For now, Dixon works out at home, while the girls continue their classes on the computer. Emma spends time with her infant son, Kit, while taking care of the family.

These days of working out at home will be important because once racing is scheduled to return, tentatively set for May 30 at Detroit, it will be flat-out, racing nearly every weekend.

There won’t be time-off in-between races.

“No, but everybody is having plenty of rest right now,” Dixon quipped. “It’s not what anybody wants. We all keep hoping everybody remains safe and healthy. It’s a difficult time for a lot of people and we’ve been very lucky that we don’t know anybody that has had an issue so far. Hopefully, that remains the same.

“Everybody is ready to go. We were ready to go at St. Pete. This will be welcomed greatly.

“Nothing is normal these days. I think what IndyCar and IMS did was probably the best of the situations. You never want to move the dates of the 500, but you always want the people to be relaxed enough they are going to come to the race, too.

“The way they have done the schedule is pretty cool.
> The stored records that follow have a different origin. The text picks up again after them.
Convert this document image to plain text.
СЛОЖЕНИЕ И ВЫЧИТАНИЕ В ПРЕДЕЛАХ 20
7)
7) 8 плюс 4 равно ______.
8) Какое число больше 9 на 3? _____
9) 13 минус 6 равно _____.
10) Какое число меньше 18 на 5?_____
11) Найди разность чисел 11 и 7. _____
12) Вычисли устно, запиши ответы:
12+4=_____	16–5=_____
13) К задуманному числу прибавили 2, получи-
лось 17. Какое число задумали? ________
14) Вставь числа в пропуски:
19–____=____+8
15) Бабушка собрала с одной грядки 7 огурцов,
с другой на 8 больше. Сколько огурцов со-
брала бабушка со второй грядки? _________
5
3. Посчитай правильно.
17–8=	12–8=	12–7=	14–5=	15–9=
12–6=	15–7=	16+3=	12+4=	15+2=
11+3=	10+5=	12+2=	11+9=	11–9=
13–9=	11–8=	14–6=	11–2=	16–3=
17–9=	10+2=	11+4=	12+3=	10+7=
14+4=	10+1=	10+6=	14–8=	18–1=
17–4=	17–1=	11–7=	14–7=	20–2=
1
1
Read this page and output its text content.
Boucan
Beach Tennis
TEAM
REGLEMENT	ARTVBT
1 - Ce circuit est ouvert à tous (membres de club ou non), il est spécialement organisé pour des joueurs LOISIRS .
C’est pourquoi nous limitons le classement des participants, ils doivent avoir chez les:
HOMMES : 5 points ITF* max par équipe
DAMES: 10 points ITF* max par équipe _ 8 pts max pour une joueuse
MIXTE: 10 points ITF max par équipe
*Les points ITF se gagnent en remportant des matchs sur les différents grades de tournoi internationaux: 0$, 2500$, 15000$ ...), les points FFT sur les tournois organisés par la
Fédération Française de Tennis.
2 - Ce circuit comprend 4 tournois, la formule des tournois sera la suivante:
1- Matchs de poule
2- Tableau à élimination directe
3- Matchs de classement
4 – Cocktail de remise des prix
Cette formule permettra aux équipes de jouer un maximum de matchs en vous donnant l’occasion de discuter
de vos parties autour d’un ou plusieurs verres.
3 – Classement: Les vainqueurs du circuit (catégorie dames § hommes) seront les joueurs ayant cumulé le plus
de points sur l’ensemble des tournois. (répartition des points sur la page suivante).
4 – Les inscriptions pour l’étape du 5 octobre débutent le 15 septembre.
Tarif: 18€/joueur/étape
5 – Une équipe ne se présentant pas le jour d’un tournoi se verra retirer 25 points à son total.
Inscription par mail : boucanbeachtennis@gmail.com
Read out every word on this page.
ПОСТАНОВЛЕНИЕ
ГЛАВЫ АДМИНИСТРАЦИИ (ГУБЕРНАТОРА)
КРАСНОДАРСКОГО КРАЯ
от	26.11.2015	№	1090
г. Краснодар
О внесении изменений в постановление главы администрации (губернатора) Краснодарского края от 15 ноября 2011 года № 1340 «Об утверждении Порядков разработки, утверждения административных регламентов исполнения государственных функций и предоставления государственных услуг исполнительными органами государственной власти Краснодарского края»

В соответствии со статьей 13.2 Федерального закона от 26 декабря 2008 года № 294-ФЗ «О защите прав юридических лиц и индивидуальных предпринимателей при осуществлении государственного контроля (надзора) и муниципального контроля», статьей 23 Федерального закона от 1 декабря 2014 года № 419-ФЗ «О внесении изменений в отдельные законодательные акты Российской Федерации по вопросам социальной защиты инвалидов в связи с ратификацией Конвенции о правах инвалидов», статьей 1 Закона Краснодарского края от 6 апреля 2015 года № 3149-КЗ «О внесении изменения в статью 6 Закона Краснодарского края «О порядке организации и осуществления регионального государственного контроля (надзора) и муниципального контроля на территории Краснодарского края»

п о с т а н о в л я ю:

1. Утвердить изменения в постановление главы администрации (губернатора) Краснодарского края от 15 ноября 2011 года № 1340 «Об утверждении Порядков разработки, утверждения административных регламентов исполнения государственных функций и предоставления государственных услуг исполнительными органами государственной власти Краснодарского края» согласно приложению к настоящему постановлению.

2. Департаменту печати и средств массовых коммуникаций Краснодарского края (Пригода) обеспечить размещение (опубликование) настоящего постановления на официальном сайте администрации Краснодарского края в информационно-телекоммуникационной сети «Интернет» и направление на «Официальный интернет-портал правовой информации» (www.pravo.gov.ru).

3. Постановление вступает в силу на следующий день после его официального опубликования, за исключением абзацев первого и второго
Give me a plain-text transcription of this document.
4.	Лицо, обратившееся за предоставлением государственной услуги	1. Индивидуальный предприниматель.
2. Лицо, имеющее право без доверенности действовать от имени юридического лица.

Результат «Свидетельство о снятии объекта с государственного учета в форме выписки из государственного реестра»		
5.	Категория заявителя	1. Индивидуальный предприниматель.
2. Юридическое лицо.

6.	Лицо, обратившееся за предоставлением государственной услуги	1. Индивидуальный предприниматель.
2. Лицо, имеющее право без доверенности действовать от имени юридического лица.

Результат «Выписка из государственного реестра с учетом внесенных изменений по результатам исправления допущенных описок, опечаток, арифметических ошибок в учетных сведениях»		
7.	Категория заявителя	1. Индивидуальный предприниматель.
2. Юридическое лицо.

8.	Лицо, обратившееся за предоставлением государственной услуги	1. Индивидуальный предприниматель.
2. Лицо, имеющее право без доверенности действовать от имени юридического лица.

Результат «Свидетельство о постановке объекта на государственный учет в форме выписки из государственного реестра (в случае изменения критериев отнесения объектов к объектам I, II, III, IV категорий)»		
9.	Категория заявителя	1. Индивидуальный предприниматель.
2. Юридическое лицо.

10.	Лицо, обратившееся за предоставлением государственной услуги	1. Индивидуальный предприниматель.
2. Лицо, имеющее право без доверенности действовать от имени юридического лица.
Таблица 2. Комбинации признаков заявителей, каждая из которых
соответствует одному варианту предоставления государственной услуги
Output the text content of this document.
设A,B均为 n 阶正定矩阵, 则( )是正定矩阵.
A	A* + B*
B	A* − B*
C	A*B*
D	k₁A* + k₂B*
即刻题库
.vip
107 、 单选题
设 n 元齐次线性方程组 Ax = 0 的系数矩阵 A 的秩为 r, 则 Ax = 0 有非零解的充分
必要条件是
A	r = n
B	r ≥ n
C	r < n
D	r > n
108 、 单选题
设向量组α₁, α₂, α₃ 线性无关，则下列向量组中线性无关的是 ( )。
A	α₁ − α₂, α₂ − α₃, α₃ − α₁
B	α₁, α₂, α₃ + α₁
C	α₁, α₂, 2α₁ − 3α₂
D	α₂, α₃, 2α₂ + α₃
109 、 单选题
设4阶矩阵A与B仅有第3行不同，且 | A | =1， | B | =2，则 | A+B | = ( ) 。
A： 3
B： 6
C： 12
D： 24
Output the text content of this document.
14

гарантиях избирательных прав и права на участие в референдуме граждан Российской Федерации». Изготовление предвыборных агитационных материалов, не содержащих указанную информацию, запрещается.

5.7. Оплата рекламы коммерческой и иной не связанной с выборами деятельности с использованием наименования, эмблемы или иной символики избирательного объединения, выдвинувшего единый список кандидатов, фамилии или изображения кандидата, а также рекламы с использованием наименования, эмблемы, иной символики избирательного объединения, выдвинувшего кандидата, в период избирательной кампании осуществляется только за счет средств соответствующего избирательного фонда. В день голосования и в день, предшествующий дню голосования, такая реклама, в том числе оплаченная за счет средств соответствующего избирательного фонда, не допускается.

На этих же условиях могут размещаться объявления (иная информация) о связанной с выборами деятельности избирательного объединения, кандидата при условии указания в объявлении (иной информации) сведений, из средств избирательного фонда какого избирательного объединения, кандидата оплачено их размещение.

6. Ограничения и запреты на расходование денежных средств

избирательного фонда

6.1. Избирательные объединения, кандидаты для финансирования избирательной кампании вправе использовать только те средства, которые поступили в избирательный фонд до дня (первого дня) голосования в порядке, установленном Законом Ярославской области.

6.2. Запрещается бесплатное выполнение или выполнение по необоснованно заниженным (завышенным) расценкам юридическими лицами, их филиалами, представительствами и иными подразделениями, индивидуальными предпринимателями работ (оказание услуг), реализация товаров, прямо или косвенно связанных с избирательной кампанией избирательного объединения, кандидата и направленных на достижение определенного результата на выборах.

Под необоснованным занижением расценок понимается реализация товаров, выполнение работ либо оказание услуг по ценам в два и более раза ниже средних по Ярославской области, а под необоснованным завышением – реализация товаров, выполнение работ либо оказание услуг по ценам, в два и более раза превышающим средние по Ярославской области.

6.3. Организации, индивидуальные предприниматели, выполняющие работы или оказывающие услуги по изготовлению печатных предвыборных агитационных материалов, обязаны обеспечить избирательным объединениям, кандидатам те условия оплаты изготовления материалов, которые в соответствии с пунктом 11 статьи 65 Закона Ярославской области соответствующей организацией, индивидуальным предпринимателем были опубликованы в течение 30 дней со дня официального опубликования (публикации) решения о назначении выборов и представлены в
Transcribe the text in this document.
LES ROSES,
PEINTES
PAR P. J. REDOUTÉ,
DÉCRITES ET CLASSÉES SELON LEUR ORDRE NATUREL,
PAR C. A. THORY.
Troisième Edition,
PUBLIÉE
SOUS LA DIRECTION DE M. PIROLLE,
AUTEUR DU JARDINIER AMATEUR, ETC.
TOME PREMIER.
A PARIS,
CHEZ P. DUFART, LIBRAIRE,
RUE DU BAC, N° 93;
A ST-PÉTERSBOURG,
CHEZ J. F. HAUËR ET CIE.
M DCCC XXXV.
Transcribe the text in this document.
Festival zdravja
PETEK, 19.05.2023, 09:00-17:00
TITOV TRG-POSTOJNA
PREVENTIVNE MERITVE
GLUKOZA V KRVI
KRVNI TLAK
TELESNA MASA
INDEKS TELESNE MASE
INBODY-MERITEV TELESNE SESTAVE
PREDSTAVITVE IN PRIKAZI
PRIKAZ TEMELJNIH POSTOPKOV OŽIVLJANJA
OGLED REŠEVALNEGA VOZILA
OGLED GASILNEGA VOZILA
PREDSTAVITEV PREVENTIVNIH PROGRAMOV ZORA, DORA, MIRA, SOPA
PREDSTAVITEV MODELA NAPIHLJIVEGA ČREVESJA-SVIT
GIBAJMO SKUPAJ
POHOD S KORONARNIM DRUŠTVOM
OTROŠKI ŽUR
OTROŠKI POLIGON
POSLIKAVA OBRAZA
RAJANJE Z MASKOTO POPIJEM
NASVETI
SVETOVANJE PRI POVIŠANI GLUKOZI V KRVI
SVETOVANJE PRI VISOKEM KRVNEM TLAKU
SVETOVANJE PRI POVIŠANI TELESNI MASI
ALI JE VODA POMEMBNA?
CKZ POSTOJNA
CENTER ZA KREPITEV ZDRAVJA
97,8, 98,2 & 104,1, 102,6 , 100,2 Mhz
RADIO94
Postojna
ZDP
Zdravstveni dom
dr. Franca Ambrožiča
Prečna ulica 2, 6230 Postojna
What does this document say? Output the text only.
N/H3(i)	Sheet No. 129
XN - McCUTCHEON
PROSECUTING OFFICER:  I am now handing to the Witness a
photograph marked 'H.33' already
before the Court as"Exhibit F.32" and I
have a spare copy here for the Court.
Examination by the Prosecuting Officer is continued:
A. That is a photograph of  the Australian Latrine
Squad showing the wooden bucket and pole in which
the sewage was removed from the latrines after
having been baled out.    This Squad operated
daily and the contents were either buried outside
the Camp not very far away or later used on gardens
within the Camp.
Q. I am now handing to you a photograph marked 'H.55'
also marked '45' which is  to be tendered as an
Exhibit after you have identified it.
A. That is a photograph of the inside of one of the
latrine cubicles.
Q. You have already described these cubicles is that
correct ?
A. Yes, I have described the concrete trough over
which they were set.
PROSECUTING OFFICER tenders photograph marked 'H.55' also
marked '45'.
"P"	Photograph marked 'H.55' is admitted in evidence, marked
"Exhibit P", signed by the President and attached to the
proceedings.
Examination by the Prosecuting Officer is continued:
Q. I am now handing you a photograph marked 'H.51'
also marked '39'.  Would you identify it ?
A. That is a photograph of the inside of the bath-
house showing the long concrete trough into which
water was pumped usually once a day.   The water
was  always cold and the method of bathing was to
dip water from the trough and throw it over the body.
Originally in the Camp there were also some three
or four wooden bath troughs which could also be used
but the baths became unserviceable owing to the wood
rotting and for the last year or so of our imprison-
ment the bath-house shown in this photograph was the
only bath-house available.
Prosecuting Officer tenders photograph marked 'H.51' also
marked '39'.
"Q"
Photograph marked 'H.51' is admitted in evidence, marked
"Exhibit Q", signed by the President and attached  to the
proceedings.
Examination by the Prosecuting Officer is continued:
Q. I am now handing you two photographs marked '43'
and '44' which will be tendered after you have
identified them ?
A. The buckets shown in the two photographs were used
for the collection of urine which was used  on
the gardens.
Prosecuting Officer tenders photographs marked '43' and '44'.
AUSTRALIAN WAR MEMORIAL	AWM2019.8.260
It gives them enough wiggle room now with Detroit being the kickoff. What is also fun is the July 4 doubleheader weekend at Indianapolis and St. Pete finishing the season.”

Once life returns to normal, depending on what the new normal will look like, race drivers and athletes will once again be in an area they know.

The difficult part of this, however, is nobody knows when the COVID-19 pandemic will end.

“The hard part right now is there are so many unknowns,” Dixon said. “That is what people hate. They could wrap their hands around two weeks, but it could be another six weeks. People will go crazy.

“That is what we are going through right now. The unknown. Nobody knows what the next step is.”

That is why Dixon has a message for all race fans to take these orders seriously.

“Stay safe. Stay away from people. Lock down. Get this period done with,” Dixon said. “Once we do that, hopefully we can crack on like normal and people can find fixes and therapies. As soon as everybody bunkers down, we will get through this sooner instead of later.

“Let’s get back to normal as quick as possible and get back to racing when we can.”